Lansdon purged her junk--"I cleaned out my house. I had a wonderful letting go of things"--and turned it into "Liquidation." A gigantic color-coded monument to Lansdon's multi-generational stuff, the piece is the highlight of Lansdon's exhibition, Precious, at Tucson's Museum of Contemporary Art. (The museum is also exhibiting the work of Eric Golo Stone; the two-person show is part of its Soon/Pronto series showcasing emerging artists.) The artist, a December grad of the UA's BFA program, recently won a $5,000 artist project grant from the Arizona Commission on the Arts.

"Liquidation" covers maybe 200 square feet of floor at the rickety museum in an old warehouse on Toole Avenue, unfurling green necklaces, a pink plastic doll's face, a blue plastic hard hat and about a jillion other objects across the floor planks. The objects are arranged in a 10-by-20-foot shape that roughly approximates South America, to my eye, but Lansdon says others have looked upon it and seen Manhattan. She envisions it as a kind of Western landscape. But that's just the main part.

Lansdon had so many things that she had to create an aisle around her main pile; beyond the walkway is--you guessed it--more stuff. And above, on colored rigging lines, dangles her grandfather's actual boat.

"We used to sail all over in it, but then it was in our yard for a long time. I peeled the fiberglass and plastic off it."

Stripped now to its foam core, the boat is a pure white slice above the dense island of colored objects packed onto the floor below. The colors are surprisingly lovely. Lansdon says she drew on her painterly sense to sort her possessions by color, putting the Elvis on the tin red heart with the pink flamenco doll; the green milk bottle caps with St. Patrick's Day tinsel; the white doilies with the white ostrich feathers. She's worked in a number of different media, including paints and pencil, but for this work, she found herself "using stuff as pigment."

The result is a rainbow of color, beginning with rich blues at the northern tip of South America, sliding into greens somewhere around northern Brazil, then yellows, oranges, pinks and reds down near Tierra del Fuego. The side-aisle objects are in neutral tones, white, silver, brown, black. To Lansdon, the colorations evoke not our southern neighbors but traditional Western landscape paintings, with their bright pigments in the foreground, and pale colors on the fading mountains in the distance.

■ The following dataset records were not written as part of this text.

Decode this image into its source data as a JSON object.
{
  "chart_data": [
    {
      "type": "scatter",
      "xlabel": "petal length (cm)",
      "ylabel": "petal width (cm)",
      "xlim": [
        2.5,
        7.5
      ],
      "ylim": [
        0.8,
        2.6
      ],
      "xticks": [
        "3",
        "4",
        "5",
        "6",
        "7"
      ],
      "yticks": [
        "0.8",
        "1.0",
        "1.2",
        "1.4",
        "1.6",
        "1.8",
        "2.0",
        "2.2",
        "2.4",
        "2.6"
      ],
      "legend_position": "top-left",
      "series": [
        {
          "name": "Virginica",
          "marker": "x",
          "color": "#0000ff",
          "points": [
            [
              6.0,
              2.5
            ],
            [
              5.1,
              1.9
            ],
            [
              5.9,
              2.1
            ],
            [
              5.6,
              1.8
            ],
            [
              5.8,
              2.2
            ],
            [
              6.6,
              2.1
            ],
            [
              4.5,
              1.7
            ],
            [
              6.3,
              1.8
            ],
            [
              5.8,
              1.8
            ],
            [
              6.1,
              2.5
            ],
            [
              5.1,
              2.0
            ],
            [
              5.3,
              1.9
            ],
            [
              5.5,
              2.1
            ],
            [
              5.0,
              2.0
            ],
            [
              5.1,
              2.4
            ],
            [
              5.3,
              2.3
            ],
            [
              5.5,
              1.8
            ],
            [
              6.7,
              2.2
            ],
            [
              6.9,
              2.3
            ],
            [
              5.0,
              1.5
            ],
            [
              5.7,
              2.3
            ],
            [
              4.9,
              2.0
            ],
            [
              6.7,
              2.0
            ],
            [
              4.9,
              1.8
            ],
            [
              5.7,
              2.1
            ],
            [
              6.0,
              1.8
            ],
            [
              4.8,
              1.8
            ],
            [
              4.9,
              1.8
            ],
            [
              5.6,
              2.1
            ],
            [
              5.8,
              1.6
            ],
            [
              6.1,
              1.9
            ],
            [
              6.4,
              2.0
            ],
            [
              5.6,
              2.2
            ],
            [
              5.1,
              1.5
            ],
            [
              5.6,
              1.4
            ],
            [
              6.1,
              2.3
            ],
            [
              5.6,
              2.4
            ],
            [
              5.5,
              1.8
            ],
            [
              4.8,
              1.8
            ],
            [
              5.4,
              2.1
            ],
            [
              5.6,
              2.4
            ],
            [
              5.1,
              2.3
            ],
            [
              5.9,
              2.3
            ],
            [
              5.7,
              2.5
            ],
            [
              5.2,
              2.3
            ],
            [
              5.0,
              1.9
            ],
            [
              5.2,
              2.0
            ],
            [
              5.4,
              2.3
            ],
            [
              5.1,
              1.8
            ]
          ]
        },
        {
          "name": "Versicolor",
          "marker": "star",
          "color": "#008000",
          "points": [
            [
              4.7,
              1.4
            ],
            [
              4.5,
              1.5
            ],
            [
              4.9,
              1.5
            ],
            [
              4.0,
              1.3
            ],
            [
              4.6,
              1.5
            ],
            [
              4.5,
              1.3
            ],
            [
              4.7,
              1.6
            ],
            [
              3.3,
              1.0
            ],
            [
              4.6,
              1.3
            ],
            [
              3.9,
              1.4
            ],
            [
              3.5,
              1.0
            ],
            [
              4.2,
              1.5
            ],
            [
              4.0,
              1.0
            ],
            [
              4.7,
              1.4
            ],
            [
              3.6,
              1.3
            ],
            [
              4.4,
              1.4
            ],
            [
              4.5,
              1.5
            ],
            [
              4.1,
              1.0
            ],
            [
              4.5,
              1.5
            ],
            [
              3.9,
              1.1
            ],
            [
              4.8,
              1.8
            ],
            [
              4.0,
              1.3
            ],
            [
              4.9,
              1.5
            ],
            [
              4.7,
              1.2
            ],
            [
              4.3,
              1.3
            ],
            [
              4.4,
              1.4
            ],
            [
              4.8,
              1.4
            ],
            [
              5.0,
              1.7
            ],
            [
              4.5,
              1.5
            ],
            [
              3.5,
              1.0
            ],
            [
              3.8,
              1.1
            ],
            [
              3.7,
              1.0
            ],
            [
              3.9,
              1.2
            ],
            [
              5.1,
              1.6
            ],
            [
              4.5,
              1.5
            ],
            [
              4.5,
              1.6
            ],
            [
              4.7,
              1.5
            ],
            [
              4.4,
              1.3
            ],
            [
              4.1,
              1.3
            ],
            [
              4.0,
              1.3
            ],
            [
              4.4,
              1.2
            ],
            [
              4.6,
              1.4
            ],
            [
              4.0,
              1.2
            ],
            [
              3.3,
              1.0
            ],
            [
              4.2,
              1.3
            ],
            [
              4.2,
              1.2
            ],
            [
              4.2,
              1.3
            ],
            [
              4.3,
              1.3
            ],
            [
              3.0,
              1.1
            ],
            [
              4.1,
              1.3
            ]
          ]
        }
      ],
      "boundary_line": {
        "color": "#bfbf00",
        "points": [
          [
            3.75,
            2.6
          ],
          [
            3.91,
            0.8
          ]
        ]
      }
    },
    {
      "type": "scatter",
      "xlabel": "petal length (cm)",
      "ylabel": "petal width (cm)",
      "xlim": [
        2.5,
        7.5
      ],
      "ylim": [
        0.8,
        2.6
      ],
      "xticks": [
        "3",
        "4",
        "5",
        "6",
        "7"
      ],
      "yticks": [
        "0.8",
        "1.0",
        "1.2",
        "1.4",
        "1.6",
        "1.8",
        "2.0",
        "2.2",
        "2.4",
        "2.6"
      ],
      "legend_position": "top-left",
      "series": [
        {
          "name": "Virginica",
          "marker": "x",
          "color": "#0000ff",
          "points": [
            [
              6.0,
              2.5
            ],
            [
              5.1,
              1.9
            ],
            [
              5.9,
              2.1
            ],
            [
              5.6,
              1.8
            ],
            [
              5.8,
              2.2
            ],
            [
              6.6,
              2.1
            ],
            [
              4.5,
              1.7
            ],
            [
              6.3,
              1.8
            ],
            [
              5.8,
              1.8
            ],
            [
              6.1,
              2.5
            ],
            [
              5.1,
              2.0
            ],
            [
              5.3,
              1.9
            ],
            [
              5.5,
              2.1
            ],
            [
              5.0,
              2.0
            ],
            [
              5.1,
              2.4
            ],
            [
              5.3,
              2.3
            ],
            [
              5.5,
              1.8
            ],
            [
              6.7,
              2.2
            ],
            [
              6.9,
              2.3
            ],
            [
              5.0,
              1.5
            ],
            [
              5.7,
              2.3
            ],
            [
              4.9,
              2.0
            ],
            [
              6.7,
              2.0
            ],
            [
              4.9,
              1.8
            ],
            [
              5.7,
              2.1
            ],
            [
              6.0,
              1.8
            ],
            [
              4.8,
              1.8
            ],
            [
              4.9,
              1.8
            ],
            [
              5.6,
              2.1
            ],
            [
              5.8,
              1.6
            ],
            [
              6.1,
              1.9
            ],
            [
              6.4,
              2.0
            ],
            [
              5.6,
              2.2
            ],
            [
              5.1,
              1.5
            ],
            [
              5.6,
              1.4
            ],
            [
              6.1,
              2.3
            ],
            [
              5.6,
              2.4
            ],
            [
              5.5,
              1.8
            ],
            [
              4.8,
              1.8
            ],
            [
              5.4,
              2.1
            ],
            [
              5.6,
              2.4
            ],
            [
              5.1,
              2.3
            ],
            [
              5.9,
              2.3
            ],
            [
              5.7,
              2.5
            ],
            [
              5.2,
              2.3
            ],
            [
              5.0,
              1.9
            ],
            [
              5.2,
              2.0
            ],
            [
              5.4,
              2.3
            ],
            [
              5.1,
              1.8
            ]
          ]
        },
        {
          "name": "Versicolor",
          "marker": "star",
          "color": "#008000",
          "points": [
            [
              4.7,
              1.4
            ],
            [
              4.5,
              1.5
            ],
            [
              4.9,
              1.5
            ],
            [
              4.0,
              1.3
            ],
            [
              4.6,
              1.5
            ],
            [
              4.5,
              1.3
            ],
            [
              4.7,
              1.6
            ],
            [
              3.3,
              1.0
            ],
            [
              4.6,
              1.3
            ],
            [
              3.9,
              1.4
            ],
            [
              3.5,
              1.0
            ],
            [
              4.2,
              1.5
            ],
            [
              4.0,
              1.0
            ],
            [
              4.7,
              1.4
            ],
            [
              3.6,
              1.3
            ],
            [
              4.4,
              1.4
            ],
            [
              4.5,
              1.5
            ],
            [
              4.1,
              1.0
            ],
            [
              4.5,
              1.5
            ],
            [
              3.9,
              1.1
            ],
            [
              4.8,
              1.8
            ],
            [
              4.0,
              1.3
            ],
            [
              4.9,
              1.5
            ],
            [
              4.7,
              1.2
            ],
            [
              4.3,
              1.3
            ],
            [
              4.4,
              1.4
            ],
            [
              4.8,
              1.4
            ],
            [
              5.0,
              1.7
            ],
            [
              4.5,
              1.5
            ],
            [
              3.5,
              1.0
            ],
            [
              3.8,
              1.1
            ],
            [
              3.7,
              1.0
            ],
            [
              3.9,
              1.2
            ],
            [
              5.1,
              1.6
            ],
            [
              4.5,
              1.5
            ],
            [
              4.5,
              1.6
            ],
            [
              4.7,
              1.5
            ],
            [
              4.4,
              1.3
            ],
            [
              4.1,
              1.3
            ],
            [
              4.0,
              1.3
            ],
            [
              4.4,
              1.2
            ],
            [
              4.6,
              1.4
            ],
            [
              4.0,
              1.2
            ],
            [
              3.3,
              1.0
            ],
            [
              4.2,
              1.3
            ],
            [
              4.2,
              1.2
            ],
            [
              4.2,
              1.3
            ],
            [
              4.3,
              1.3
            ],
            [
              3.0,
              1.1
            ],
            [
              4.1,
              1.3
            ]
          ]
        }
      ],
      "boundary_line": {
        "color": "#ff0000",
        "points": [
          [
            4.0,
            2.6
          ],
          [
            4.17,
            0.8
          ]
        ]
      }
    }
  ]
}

The double whammy of this big piece is that it not only critically comments on the human propensity for getting and spending; it also delights in the stuff we get. Some of Lansdon's discards are way cool: a book of French stories published in 1903, a small black spice box, Arizona Highways magazines circa 1960, a strand of pale beads. Lansdon knows her audience will lust for at least some of these treasures, so she's invited every viewer to take whatever object they want from the pile.

The two other new pieces in the show also depend on Lansdon's collecting proclivities. A lighted life-size igloo, "Crystal Palace (snail)," was six years in the making: It took the artist that long to save up all plastic bottles and takeout food cartons that it's made of. "Sweet Jesus Saves" recycles the foil tops of yogurt and condiment containers. Lansdon's nailed them to a long, horizontal board, where they flutter and twinkle delicately in the light.

Much of the rest of Lansdon's exhibition is made up of student work, some of it six years old. One piece, "100 Drawings," from 2001 to 2004, fills up a whole wall with sketchbook drawings of widely varying quality. Some of the paintings are energetic experiments with pattern and color, particularly "Space Invaders," a 2002 oil and acrylic on muslin. But it was a curatorial misstep--and a disservice to Lansdon's current work--to clutter up the exhibition with this old stuff. Much better to have purged, as the artist herself did at home. Sometimes less is more.

As she herself says, "It's good that stuff is no longer in my house."